Nevertheless, a company co-founded by Harvard geneticist George Church, is looking to do just that. “We’re de-extincting genes, not species,” Church told National Geographic. “The goal is a cold-resistant elephant that’s fully interbreedable with the endangered Asian elephant.” Genes for blood-oxygen capacity at low temperature, hairiness, fat storage and larger size, for example, could make for a shaggier, more-cold-tolerant elephant—a proxy for the woolly mammoth.

Such an organism might even be “field tested” in an area ready-made for reintroduction. For instance, Russian ecologist Sergey Zimov has a unique idea for how to keep permafrost’s carbon frozen in the ground: convert the now swampy, heat-vulnerable Siberian tundra to the kind of high-productivity grazing ecosystem that existed here during the Ice Age. Since 1996, Zimov and son Nikita have worked on their solution—Pleistocene Park, a 20-square-kilometre parcel of lake-constellated tundra. They’ve already introduced self-sustaining populations of reindeer, Yakutian horses, musk ox, bison, and yaks to test their landscape effects, hoping the combination of grazing, bio-fertilization, and critter-compacting of soil and snow return the area to grassy steppe with a less-volatile permafrost layer. In a recent paper in Nature, they report that it seems to be working.

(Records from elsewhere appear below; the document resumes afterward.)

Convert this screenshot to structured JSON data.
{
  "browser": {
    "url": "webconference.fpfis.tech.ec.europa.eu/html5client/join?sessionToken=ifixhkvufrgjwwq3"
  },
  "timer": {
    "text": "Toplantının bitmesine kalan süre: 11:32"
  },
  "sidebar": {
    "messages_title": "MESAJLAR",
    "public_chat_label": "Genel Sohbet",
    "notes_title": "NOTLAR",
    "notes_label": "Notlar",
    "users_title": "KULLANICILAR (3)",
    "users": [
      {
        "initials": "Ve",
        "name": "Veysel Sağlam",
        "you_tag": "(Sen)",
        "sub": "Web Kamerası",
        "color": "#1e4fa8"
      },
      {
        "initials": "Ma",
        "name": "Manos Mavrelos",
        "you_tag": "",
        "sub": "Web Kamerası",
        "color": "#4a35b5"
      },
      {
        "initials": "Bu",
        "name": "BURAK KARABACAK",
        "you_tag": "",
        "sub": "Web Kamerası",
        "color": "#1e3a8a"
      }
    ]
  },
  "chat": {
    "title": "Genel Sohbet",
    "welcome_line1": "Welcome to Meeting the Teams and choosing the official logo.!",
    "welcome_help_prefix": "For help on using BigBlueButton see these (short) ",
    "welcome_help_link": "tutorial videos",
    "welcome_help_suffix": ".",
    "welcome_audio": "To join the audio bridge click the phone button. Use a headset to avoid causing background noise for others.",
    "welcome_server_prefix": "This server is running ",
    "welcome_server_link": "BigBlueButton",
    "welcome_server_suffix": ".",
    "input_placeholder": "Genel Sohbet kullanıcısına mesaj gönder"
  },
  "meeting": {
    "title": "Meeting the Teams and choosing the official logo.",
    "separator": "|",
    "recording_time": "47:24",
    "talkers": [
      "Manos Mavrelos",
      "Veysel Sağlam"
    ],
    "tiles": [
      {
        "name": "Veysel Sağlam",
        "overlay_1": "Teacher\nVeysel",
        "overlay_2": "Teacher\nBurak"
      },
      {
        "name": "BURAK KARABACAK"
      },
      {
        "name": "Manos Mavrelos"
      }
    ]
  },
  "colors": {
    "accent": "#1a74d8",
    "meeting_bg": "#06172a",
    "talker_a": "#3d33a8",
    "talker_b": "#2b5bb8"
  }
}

There may be compelling ecological reasons to de-extinct mammoths, but there would also be less pushback, because they don’t seem threatening in a Jurassic Park kind of way. In fact, if you live in the Yukon, it’s easy to imagine seeing them around. As Shapiro whimsically notes with respect to the ethics of de-extinction, “The Elephant in the Room is a Mammoth.”

Leslie Anthony is a biologist, writer and author of several popular books on environmental science.